We hope the results could help to justify and support the use and coverage of rifaximin by the National Health Insurance of Taiwan in the future.

 

Point 5: Why only 1/4 of the patients was "randomized" into the combination therapy arm.

Response 5: Thanks for the valuable comments. It was a retrospective cohort study and we had mentioned it in the “method section of the abstract”, in the “study design section in the materials and methods”, and the “limitations section in the discussion”

Only 1/4 of the patients received combination therapy because almost all patients in Taiwan take medicine paid by the national health insurance (https://www.taiwannews.com.tw/en/news/4106372), but the rifaximin is not supported by the national health insurance administration in Taiwan.  Although it was not randomly assigned, there were no statistical difference between the two groups for baseline data such as sex, HE grade, ascites amount, EV grade, EVB, SBP, HRS, DM, ESRD, heart failure, serum ammonia, INR, WBC, Hb, PLT, creatinine, bilirubin total, AST/ALT, or albumin, except for age, HCC status, and MELD score.

 

Point 6: Why patients with TIPS were excluded? Probably the study number was to small for matching of these patients?

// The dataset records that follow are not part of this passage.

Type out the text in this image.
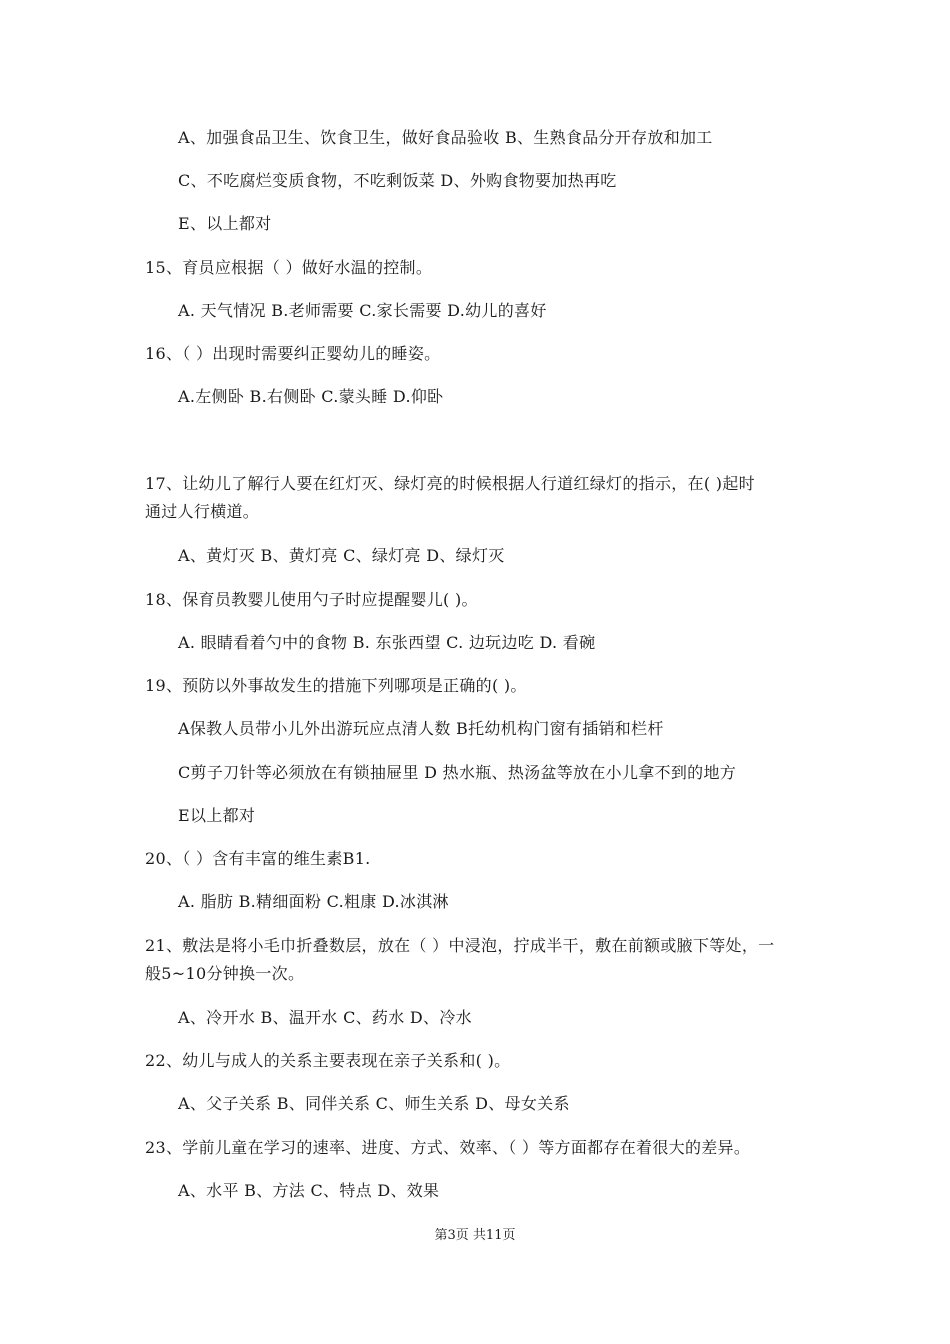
A、加强食品卫生、饮食卫生，做好食品验收 B、生熟食品分开存放和加工
C、不吃腐烂变质食物，不吃剩饭菜 D、外购食物要加热再吃
E、以上都对
15、育员应根据（ ）做好水温的控制。
A. 天气情况 B.老师需要 C.家长需要 D.幼儿的喜好
16、（ ）出现时需要纠正婴幼儿的睡姿。
A.左侧卧 B.右侧卧 C.蒙头睡 D.仰卧
17、让幼儿了解行人要在红灯灭、绿灯亮的时候根据人行道红绿灯的指示，在( )起时
通过人行横道。
A、黄灯灭 B、黄灯亮 C、绿灯亮 D、绿灯灭
18、保育员教婴儿使用勺子时应提醒婴儿( )。
A. 眼睛看着勺中的食物 B. 东张西望 C. 边玩边吃 D. 看碗
19、预防以外事故发生的措施下列哪项是正确的( )。
A保教人员带小儿外出游玩应点清人数 B托幼机构门窗有插销和栏杆
C剪子刀针等必须放在有锁抽屉里 D 热水瓶、热汤盆等放在小儿拿不到的地方
E以上都对
20、（ ）含有丰富的维生素B1.
A. 脂肪 B.精细面粉 C.粗康 D.冰淇淋
21、敷法是将小毛巾折叠数层，放在（ ）中浸泡，拧成半干，敷在前额或腋下等处，一
般5~10分钟换一次。
A、冷开水 B、温开水 C、药水 D、冷水
22、幼儿与成人的关系主要表现在亲子关系和( )。
A、父子关系 B、同伴关系 C、师生关系 D、母女关系
23、学前儿童在学习的速率、进度、方式、效率、（ ）等方面都存在着很大的差异。
A、水平 B、方法 C、特点 D、效果
第3页 共11页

Response 6: Thanks for the good comments. TIPS is seldom performed in Taiwan (Lo, Gin-Ho. Journal of the Chinese Medical Association 77.8 (2014): 395-402.) due to the easy access of variceal ligation or ascites tapping. In addition, we want to reduce confounding factors in our study such as TIPS -related HE.

 

Point 7: As a minor point the style in brackets (BCLC.) is different from the rest of the text style

Response 7: Thanks for the good comment. We have revised it with mark in the text.

 

Reference

  1. Hudson, Mark, and Marcus Schuchmann. "Long-term management of hepatic encephalopathy with lactulose and/or rifaximin: a review of the evidence." European Journal of Gastroenterology & Hepatology 31.4 (2019): 434..
  2. Wu, Tai-Yin, Azeem Majeed, and Ken N. Kuo. "An overview of the healthcare system in Taiwan." London Journal of Primary Care 3.2 (2010): 115-119.
  3. Lu, Sheng‐Nan, et al. "Secular trends and geographic variations of hepatitis B virus and hepatitis C virus‐associated hepatocellular carcinoma in Taiwan." International Journal of Cancer 119.8 (2006): 1946-1952.
  4. Lo, Gin-Ho. "The use of transjugular intrahepatic portosystemic stent shunt (TIPS) in the management of portal hypertensive bleeding." Journal of the Chinese Medical Association 77.8 (2014): 395-402.

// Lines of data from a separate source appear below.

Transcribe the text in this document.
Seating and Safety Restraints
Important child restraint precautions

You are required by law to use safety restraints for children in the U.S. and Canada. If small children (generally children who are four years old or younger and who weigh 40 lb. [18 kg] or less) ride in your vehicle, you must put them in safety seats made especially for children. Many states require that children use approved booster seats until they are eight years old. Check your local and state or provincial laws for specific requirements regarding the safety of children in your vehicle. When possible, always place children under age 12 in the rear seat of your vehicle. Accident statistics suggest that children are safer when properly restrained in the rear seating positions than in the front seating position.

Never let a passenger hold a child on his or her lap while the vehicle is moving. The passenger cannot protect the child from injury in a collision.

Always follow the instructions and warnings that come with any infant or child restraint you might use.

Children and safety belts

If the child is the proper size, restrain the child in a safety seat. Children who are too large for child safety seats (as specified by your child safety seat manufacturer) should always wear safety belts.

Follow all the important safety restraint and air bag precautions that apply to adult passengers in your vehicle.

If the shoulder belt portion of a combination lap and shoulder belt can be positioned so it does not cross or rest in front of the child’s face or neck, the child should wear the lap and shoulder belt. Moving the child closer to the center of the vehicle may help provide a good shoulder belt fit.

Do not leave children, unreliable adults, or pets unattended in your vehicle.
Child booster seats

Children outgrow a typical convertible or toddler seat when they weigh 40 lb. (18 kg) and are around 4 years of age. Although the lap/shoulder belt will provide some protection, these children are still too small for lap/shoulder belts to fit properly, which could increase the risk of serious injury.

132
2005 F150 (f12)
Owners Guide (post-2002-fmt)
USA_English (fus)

Author Response File: Author Response.docx

Round 2

Reviewer 1 Report

Authors answered accurately to the comments. I have no other suggestion to add.

Author Response

Point 1: Authors answered accurately to the comments. I have no other suggestion to add.

 

Response 1: Thanks for the valuable comments.

Author Response File: Author Response.docx

Reviewer 2 Report

The raised points were discussed in the point-to-point reply. However, the manuscript has not been altered. 

Author Response

Point 1: The raised points were discussed in the point-to-point reply. However, the manuscript has not been altered.

 

Response 1: Thanks for the valuable comments. We have added all the changes underlined in the manuscript as you recommended.